Touches her tongue to Olivia's clit through her panties.
Says, instead, "Fuck you."
Casey's done this enough times that her tongue doesn't even have a chance to get tired.
Olivia's a crier. It's the endorphins, she swears, that make her do it, that make her weep every time she comes. So she's weeping, sniffling, sitting up, her shirt falling off her shoulders, hair a mess.
Casey's still on her knees. She wipes her mouth with the back of her hand, licks her lips.
She stands, slowly. Says, "I'm gonna go clean up."
Olivia's curled up on the edge of the bed, completely naked and fast asleep. Casey wants to wake her. To send her home. Wants to be angry.
But it's too hard, because Olivia's body seems too fragile when she sleeps. Because Olivia fell asleep without her gun on the nightstand, and that means she feels safe.
So instead, Casey folds Olivia's clothes carefully, silently sets them on the dresser, badge and holstered Glock on top. Bites her lip, but then slips off her pants, her panties, pulls off her shirt. Turns off the lamp. Slides into bed.
There's a streetlamp outside Casey's window, and in the yellow light, Olivia's skin gleams. Casey kisses her shoulder, rests a careful hand on Olivia's bare hip. Olivia makes a noise in her sleep but doesn't wake.
Casey closes her eyes.
If it were a story, they'd wake up late, eat pancakes, have sex in the shower.
Olivia will storm around because she hates mornings and because none of Casey's clothes fit her and because Casey always has the wrong kind of coffee.

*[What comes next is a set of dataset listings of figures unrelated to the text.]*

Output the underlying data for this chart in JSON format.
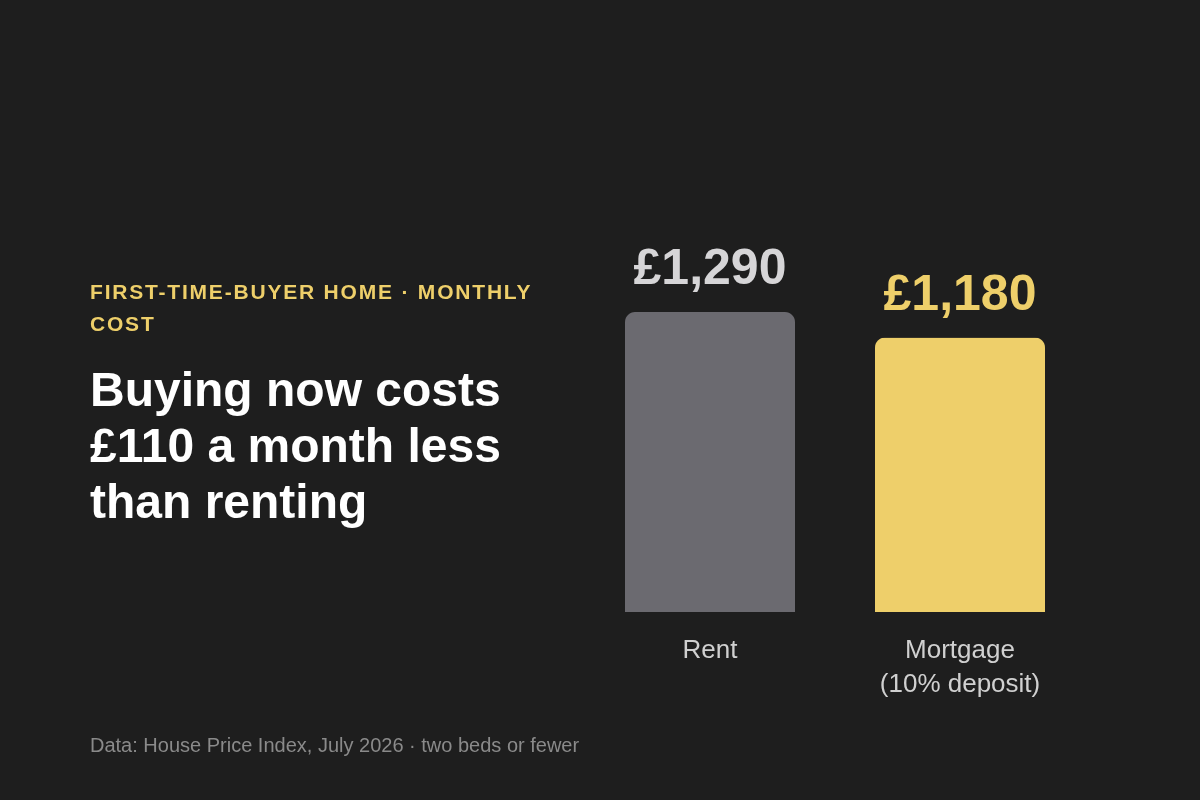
{
  "chart_data": {
    "type": "bar",
    "title": "Buying now costs £110 a month less than renting",
    "subtitle": "FIRST-TIME-BUYER HOME · MONTHLY COST",
    "categories": [
      "Rent",
      "Mortgage (10% deposit)"
    ],
    "values": [
      1290,
      1180
    ],
    "colors": [
      "#6b6a70",
      "#eecf6a"
    ],
    "value_labels": [
      "£1,290",
      "£1,180"
    ],
    "tick_labels": "x",
    "annotations": [
      "Data: House Price Index, July 2026 · two beds or fewer"
    ]
  }
}
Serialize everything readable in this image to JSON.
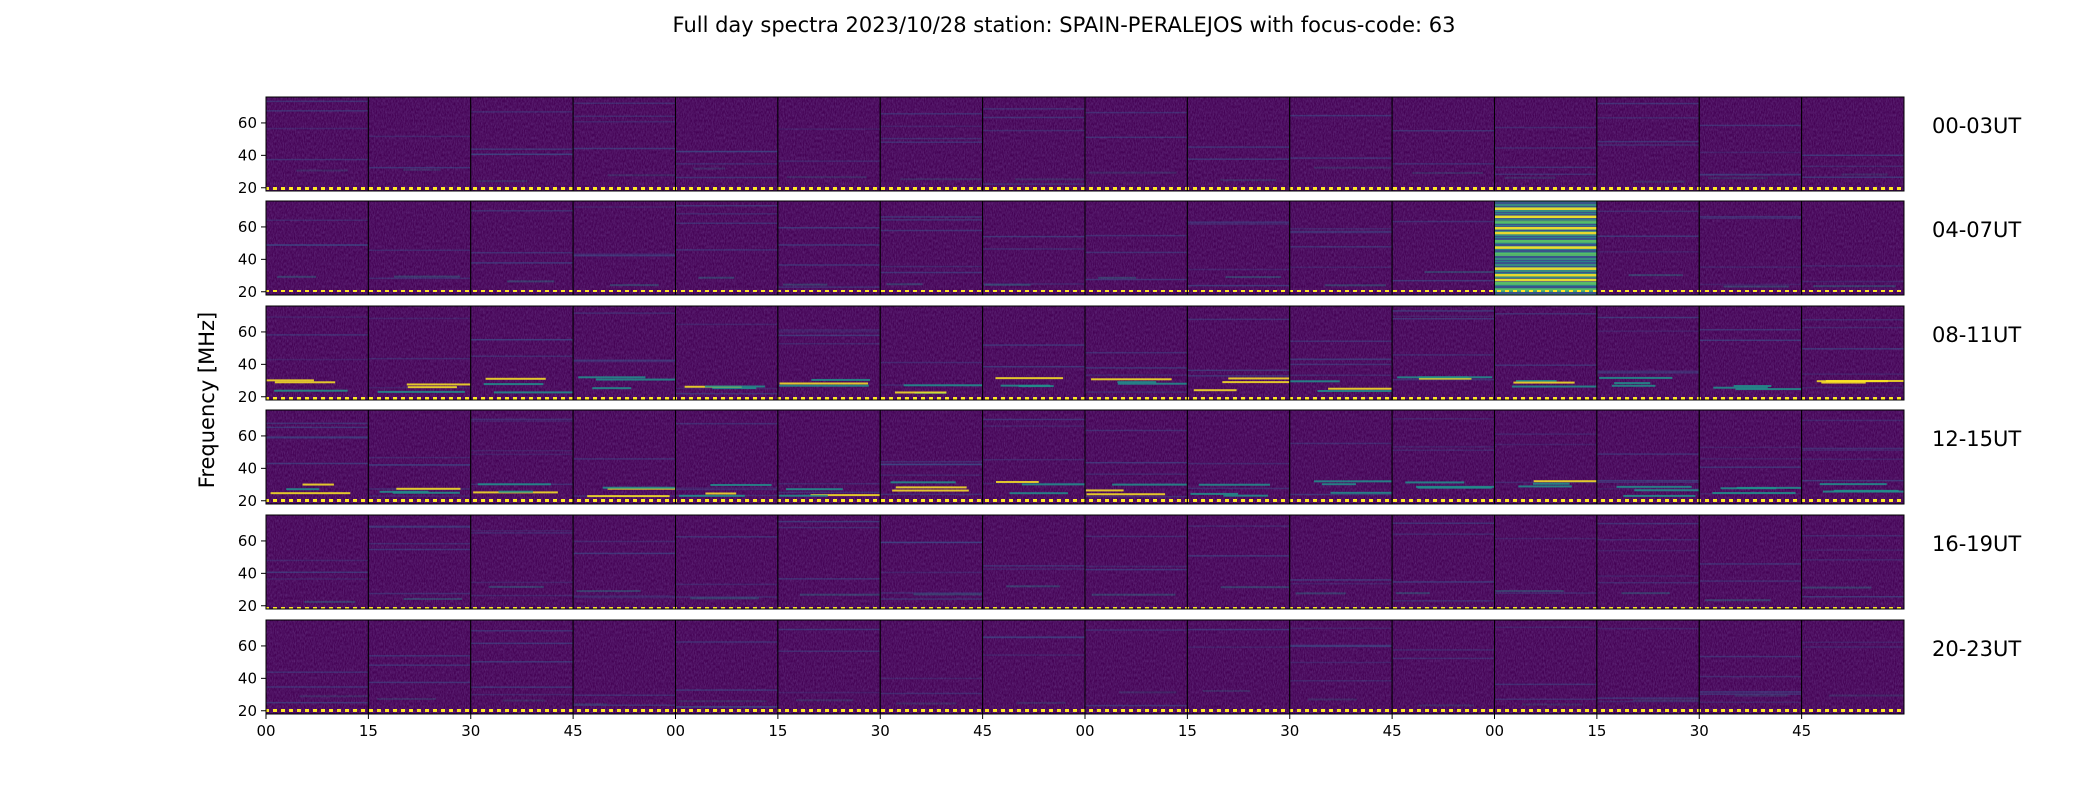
{
  "chart_data": {
    "type": "heatmap",
    "title": "Full day spectra 2023/10/28 station: SPAIN-PERALEJOS with focus-code: 63",
    "ylabel": "Frequency [MHz]",
    "y_ticks": [
      "20",
      "40",
      "60"
    ],
    "ylim": [
      18,
      76
    ],
    "x_ticks": [
      "00",
      "15",
      "30",
      "45",
      "00",
      "15",
      "30",
      "45",
      "00",
      "15",
      "30",
      "45",
      "00",
      "15",
      "30",
      "45"
    ],
    "panels_per_row": 16,
    "colormap": [
      "#440154",
      "#3b528b",
      "#21918c",
      "#5ec962",
      "#fde725"
    ],
    "rows": [
      {
        "label": "00-03UT"
      },
      {
        "label": "04-07UT"
      },
      {
        "label": "08-11UT"
      },
      {
        "label": "12-15UT"
      },
      {
        "label": "16-19UT"
      },
      {
        "label": "20-23UT"
      }
    ]
  }
}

Casey will sit on the couch, eating Raisin Bran and watching the beginning of Good Morning America, and Olivia will leave without her.
When the sun's coming up, Casey leans over, kisses just behind Olivia's ear and says, "Wake up, Liv. It's morning." Olivia's eyes flutter open, and before she's got a chance to get angry, she smiles.
Says, "Hey, you."
And it may not be a fairytale, Casey thinks, but it's love either way.